Et pour cela, Guitoune a des atouts : ses crochets courts, sa capacité à éliminer ses adversaires qui ont fait des ravages toute la saison, à commencer lors de la victoire contre Clermont au Stadium qui l’avait vu inscrire un doublé, notamment l’essai de la gagne… Un vestige de son récent passé d’ailier et une reconversion réussie qui n’étonne pas l’avisé Yannick Jauzion. « Lorsque Sofiane évoluait à l’aile à Perpignan, je le voyais régulièrement se proposer au milieu du terrain, en position de premier attaquant, mais il ne jouait pas forcément comme un ailier. Au contraire, il s’appliquait à faire jouer les autres et effectuait souvent le bon choix, que ce soit à la main ou au pied.
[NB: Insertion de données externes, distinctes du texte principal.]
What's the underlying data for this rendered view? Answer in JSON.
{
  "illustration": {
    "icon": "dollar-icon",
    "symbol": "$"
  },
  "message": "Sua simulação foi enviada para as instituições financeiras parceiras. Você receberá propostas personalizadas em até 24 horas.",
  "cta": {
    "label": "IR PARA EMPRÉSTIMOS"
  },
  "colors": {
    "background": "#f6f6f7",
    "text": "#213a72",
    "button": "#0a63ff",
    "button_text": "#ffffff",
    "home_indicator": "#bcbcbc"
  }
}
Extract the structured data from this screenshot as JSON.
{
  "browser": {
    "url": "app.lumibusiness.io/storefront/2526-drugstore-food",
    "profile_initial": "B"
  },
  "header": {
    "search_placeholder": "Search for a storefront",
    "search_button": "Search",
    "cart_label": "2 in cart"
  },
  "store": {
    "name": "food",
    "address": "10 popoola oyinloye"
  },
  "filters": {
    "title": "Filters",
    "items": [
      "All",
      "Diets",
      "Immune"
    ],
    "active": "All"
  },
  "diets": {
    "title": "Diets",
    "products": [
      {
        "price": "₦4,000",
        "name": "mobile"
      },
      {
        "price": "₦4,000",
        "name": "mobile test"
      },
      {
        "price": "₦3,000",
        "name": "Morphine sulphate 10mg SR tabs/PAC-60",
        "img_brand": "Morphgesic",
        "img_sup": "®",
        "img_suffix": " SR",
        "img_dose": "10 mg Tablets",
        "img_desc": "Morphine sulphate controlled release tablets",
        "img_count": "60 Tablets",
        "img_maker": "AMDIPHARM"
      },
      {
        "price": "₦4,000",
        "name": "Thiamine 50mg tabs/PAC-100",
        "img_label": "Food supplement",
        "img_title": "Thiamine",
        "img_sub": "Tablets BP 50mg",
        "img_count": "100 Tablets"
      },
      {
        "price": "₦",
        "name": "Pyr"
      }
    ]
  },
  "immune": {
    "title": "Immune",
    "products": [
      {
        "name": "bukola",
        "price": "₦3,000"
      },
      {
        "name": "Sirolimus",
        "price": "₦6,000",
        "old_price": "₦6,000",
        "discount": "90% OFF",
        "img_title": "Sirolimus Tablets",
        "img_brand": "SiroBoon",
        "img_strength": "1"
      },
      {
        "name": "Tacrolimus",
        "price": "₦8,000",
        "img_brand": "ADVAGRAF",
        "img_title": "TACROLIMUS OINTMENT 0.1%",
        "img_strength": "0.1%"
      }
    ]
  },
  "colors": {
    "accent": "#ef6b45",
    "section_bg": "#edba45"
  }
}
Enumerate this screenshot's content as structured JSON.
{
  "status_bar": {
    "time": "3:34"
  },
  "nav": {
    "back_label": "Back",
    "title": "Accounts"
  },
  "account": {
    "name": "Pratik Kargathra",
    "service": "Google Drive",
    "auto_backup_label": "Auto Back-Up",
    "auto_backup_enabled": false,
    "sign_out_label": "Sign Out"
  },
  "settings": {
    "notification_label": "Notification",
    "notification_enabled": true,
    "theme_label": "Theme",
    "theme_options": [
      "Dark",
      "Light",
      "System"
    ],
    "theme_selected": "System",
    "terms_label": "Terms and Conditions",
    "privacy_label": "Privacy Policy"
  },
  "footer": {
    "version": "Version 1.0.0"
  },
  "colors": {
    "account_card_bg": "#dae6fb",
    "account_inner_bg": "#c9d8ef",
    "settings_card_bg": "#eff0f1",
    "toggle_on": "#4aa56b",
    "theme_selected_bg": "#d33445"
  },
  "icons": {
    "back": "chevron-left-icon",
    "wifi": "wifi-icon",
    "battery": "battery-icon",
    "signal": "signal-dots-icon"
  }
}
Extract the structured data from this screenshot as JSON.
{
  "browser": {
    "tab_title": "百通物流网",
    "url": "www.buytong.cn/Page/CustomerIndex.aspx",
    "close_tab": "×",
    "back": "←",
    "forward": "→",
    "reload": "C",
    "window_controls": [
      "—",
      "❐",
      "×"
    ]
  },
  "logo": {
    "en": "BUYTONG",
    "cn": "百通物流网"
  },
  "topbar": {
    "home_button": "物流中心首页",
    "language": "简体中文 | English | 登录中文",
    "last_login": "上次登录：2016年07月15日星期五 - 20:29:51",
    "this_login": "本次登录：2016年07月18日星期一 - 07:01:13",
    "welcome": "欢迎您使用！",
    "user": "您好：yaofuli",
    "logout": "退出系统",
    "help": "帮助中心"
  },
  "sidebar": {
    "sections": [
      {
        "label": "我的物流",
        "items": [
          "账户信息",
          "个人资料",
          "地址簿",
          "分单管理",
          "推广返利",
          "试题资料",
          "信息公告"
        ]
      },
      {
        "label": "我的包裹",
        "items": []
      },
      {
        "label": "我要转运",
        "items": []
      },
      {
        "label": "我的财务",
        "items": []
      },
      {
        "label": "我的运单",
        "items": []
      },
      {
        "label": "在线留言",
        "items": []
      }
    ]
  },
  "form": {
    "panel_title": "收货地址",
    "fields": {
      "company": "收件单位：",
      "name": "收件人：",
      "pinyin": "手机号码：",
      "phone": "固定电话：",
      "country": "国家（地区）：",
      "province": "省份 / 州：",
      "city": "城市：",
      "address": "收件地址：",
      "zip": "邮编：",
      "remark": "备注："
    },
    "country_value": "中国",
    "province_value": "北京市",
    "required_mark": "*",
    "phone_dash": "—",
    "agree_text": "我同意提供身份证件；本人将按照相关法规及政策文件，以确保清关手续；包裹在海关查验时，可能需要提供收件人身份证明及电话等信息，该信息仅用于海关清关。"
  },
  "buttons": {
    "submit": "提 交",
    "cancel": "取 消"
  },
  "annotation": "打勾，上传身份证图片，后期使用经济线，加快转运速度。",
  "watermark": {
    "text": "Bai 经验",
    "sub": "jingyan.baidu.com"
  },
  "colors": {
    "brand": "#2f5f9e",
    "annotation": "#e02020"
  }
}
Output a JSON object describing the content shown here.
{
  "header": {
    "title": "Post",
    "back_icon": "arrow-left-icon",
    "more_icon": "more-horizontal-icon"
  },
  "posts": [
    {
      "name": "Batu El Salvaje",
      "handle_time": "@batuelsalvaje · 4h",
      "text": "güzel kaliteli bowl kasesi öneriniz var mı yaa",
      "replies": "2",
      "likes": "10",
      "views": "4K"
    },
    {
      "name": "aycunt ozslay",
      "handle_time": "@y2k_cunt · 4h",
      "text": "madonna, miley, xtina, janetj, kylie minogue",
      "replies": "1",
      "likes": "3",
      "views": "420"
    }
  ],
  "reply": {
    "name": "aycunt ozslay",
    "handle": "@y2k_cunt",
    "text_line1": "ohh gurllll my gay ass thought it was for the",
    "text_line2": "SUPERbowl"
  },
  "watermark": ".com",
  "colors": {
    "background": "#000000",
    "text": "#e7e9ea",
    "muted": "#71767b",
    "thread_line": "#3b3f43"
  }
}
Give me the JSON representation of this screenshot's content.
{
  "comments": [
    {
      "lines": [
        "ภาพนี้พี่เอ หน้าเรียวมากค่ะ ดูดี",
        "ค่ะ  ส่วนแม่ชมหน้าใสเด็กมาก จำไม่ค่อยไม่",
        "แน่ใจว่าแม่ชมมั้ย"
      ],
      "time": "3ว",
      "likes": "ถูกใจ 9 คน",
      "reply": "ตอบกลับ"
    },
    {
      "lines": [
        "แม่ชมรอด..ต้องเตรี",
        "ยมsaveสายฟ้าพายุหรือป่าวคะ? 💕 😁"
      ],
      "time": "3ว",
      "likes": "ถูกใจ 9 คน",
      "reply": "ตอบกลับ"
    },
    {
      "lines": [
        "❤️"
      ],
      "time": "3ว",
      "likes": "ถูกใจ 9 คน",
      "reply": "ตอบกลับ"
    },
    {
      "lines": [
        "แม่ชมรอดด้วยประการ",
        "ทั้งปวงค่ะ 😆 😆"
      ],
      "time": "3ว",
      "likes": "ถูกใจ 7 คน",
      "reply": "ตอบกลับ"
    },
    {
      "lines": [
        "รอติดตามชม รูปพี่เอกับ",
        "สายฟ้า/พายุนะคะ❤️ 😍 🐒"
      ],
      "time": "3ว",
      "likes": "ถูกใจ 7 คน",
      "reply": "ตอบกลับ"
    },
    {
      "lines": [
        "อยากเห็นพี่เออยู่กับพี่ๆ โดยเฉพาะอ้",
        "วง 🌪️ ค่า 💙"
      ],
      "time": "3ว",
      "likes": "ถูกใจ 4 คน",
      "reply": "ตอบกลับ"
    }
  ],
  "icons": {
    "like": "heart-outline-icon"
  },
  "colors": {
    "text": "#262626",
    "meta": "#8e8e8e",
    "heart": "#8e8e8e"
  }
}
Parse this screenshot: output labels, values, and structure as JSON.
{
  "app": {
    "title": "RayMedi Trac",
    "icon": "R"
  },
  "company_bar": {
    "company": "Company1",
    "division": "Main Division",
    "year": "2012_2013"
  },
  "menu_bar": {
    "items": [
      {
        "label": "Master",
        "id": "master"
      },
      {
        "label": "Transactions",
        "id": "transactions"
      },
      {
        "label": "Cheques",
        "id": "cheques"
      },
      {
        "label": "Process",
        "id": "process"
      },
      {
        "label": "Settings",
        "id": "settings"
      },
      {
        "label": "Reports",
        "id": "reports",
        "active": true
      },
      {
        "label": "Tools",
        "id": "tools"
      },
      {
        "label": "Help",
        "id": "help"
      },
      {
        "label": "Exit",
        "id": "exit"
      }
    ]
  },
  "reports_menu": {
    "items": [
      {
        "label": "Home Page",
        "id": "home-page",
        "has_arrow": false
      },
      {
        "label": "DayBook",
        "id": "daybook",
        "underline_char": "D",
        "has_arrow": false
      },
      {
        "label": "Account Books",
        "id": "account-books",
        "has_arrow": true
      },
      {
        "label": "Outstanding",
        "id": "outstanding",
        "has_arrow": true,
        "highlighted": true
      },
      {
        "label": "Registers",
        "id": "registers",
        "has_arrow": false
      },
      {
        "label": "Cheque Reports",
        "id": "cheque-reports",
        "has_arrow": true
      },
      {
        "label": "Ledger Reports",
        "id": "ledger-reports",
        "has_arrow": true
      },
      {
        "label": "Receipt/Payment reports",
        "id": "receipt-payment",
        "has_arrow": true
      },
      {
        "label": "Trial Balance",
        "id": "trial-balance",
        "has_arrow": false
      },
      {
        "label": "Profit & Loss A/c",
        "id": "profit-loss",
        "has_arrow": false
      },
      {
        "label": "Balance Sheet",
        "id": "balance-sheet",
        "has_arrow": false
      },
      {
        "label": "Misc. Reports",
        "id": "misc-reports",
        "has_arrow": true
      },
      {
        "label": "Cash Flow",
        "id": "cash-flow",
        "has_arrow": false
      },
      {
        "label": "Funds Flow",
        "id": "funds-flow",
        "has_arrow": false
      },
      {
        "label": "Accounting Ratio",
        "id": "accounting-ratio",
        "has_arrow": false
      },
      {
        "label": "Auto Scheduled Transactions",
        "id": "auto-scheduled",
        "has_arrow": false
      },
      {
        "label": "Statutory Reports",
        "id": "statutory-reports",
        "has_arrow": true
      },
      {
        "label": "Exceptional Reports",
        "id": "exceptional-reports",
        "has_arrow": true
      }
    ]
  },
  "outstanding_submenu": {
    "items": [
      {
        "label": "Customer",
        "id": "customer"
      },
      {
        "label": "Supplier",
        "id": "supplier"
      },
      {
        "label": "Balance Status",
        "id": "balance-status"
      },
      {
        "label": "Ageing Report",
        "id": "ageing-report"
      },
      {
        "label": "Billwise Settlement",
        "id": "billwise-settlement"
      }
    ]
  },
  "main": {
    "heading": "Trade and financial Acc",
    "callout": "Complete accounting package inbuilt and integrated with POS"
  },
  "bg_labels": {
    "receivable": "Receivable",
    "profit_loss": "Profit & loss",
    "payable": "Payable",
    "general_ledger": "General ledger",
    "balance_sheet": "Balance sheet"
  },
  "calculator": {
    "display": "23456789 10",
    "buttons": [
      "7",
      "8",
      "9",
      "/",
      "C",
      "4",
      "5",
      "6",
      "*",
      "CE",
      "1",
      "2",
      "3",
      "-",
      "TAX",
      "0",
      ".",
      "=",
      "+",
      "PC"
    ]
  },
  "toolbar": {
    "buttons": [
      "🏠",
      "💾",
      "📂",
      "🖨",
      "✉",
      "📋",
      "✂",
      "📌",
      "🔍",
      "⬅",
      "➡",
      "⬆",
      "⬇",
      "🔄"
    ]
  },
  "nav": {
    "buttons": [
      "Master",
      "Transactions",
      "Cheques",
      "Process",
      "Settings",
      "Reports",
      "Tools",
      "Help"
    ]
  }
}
Cela ne m’étonne donc pas vraiment qu’il ait excellé au centre cette saison. »

Quant à Fofana ? S’il n’est plus le redoutable duelliste de ses débuts, le centre auvergnat a gagné en maturité et dans sa capacité à faire jouer ses partenaires, notamment éprouvée sur l’essai de Raka contre Lyon. Un altruisme qui fait de lui un joueur d’autant plus redoutable au sein de la ligne de trois-quarts auvergnate, et surtout un véritable patron. Un rôle qu’endosse depuis peu Sofiane Guitoune au milieu de partenaires moins expérimentés, preuve que leur duel se poursuivra bien au-delà du strict aspect sportif.